Three times more? Interesting that when you take a close look at the incumbent Supervisor’s list, it shares a lot of familiar names with news reports on town business. I shouldn’t be surprised, but I sure can be appalled at how blatant the secret handshake is.

There’s J. King, whose Riverhead Ciderhouse has set up shop, opened its doors and is apparently a booming business. That, in spite of ignoring site plan covenants imposed by the planning board. And yet, the doors stay open and the Ciderhouse has welcomed the incumbent Supervisor more than once. Apparently a campaign contribution makes a lovely thank you.

There are any number of law offices making hefty donations. I won’t even begin to guess why they’re lining up in support.

Why does Luminati ring a bell? Oh right, that’s the company trying to purchase EPCAL, the former Grumman property, for couple of million under current market value. And if that’s not bad enough, the town board is negotiating a contract without looking too closely into this ’aerospace’ company that appears to be more in the business of smoke and mirrors. Never mind that the town hasn’t collected or even requested a dollar of down payment or good faith deposit. Funny. I remember writing a check with my initial offer when we bought our house. But Luminati? No deposit, no problem. However, Luminati did manage to pull out the checkbook to help fund the supervisor’s campaign.

Have you even heard of Island Water Park Group? Didn’t ring a bell with me either. You have to go back 10 years to their big pitch to bring a water ski park to EPCAL. That didn’t work out. Or so it seems. However, a decade later, they’re still making hefty campaign donations (double the legal limit) and still getting annual permits to access the property to remove sand for a hefty profit. Did you even know that?

And who the heck is DGS Group LLC? And why have they given three times the legal limit of campaign donations? How come a Google search only brings up listings under Wikibusiness and EntitySource, where it’s noted that “After conducting a search for principal and owners of DGS GROUP LLC, we could not find any results.” But look! The url ‘DGSGroupLLC.com’ is available on GoDaddy for $11.99. Seems to me, if they can afford to donate $3,000 to the incumbent supervisor’s campaign, they could swing 12 bucks for a website. Maybe he should be donating to them instead.

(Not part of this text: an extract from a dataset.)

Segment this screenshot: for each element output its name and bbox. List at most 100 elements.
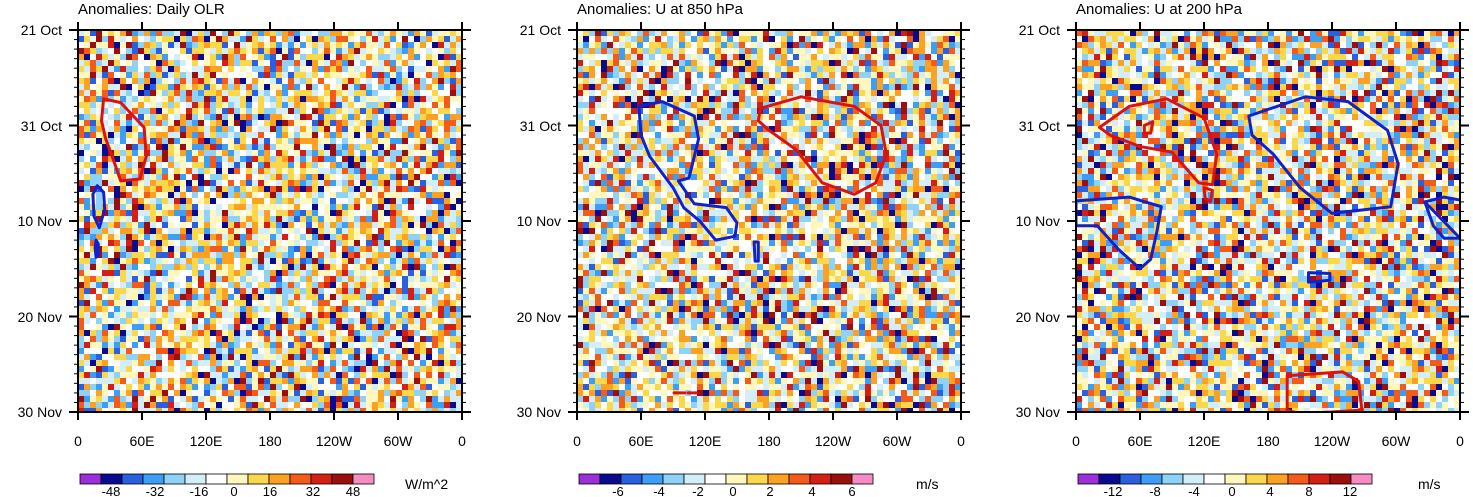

Looking over the list, I am not surprised that the Republicans have three times the campaign contributions of the Democratic challengers. It triples my belief that they are not working for us, the people who hired them. In a campaign, and in the daily business of taking care of Riverhead and its residents, shouldn’t there be a clear system of checks and balances? In the case of the incumbent Supervisor, all we’re seeing is a long list of checks.

Clifford, former co-host of the WALK Breakfast Club, is the volunteer campaign manager for Laura Jens-Smith, Michele Lynch and Catherine Kent. She lives in Riverhead.